« J’ai conçu cette œuvre comme une espèce d’apothéose de la valse viennoise, à laquelle se mêle, dans mon esprit, l’impression d’un tournoiement fantastique et fatal. » – Maurice Ravel, entretien avec Roland-Manuel, 1928.
Les parents de Maurice Ravel, né dans les Basses-Pyrénées juste avant que la famille ne s’installe à Paris, encouragent très tôt ses talents musicaux : « Tout enfant, j’étais sensible à la musique, à toute espèce de musique. Mon père […] sut développer mes goûts et de bonne heure stimuler mon zèle. » Inscrit au Conservatoire en 1889, il y étudie notamment le piano avec Charles de Bériot et la composition avec Gabriel Fauré. Ravel s’intéresse à des maîtres aussi divers que Liszt, Saint-Saëns, Rimski-Korsakov, Chabrier ou Satie, il a la révélation de l’art de Debussy et se montre très sensible aux rythmes ibériques ou tziganes et aux musiques d’Orient. De cette époque datent ses premières compositions, où son style s’affirme déjà.
À part ses tournées en Europe et en Amérique, Ravel mènera une existence tranquille et discrète, entièrement consacrée à l’art des sons. Sa production, peu abondante, touche tous les genres, sauf ceux de la musique sacrée; au-delà de son éclectisme, elle s’inscrit dans une continuité classique et très française, mais avec un langage harmonique résolument novateur.
C’est dès 1906 qu’il caresse l’idée d’écrire pour orchestre « une grande valse, une manière d’hommage à la mémoire du grand Strauss, pas Richard, l’autre, Johann », écrit-il à un ami, expliquant : « Vous savez mon immense sympathie pour ces rythmes admirables et que j’estime la joie de vivre exprimée par la danse… » Cette composition, qui se serait appelée Vienne, c’est Serge de Diaghilev, directeur des Ballets russes, qui, en 1918 – la Grande Guerre est terminée – le convainc de la mener à bien. Mais, après l’avoir entendue dans sa version première pour deux pianos, celui-ci se montre insatisfait et refuse de monter l’œuvre à la scène : « Ravel, c’est un chef-d’œuvre, mais ce n’est pas un ballet, c’est la peinture d’un ballet ! » Si bien que La Valse, dédiée à la pianiste d’origine polonaise Misia Sert et créée dans le cadre des Concerts Lamoureux en décembre 1920, ne sera dansée, à l’Opéra de Paris et par les soins d’Ida Rubinstein, que le 23 mai 1929, dans une chorégraphie de Bronislava Nijinska. Mais elle reste connue aujourd’hui essentiellement par le concert.

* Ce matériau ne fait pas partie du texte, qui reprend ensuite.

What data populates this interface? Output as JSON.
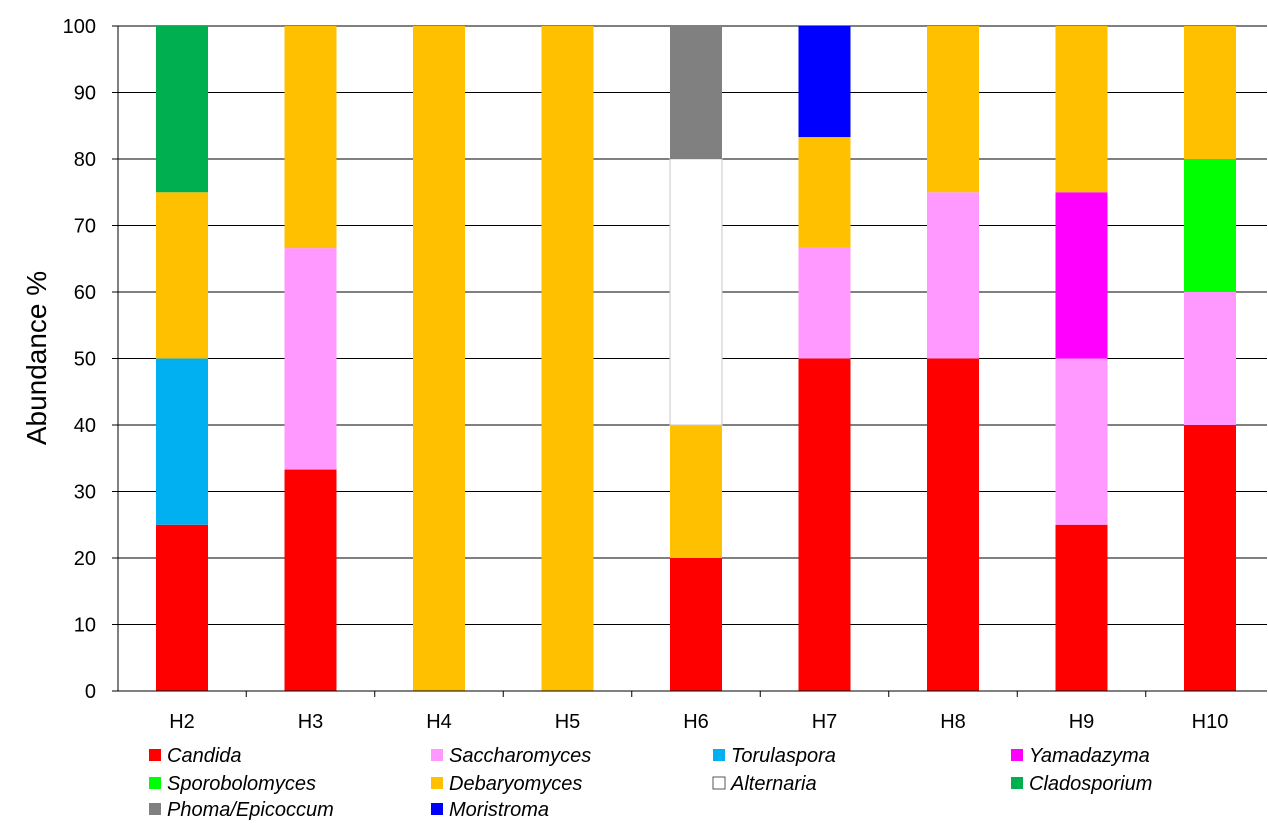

Ravel expose son programme à la tête de la partition : « Des nuées tourbillonnantes laissent entrevoir par éclaircies des couples de valseurs. Elles se dissipent peu à peu : on distingue une immense salle peuplée d’une foule tournoyante. La scène s’éclaire progressivement. La lumière des lustres éclate au plafond. Une cour impériale vers 1855. » L’œuvre déroule sept thèmes « qui s’enchaînent sans rupture ». Elle débute de façon mystérieuse et inquiétante par les violoncelles et les contrebasses avec sourdines, avant que le rythme si familier de la valse ne fasse son entrée, avec quelques légers changements de tempo avant la réexposition, jusqu’à l’irrésistible accelerando final. Dans des tonalités toujours changeantes se détachent et se mêlent, sur « un emploi particulièrement raffiné des cordes, […] le chant perçant du hautbois, les crissements des percussions, l’éclat des cuivres et les sonorités rondes des clarinettes », alternant avec « des tutti d’une texture délicate et pourtant pleine de vigueur », sans oublier les glissandos des harpes, « rarement dotées d’une écriture si percutante », selon la description de Michel Parouty.
Ce n’était pas la première valse de Ravel; celui-ci avait donné en 1911, en hommage à Schubert, ses huit Valses nobles et sentimentales pour piano, fruits du « plaisir délicieux et toujours nouveau d’une occupation inutile » et dont il fera l’année suivante le ballet Adélaïde ou le langage des fleurs. Mais cette Valse-ci, selon Roland-Manuel « composition vertigineuse dont le tournoiement s’exaspère jusqu’à imposer l’obsession tragique d’une course à l’abîme », reste un chef-d’œuvre de tension débridée de la plume de celui dont, déclare Roland de Candé, « chacun sait qu’il fut peut-être le plus prodigieux orchestrateur de tous les temps ».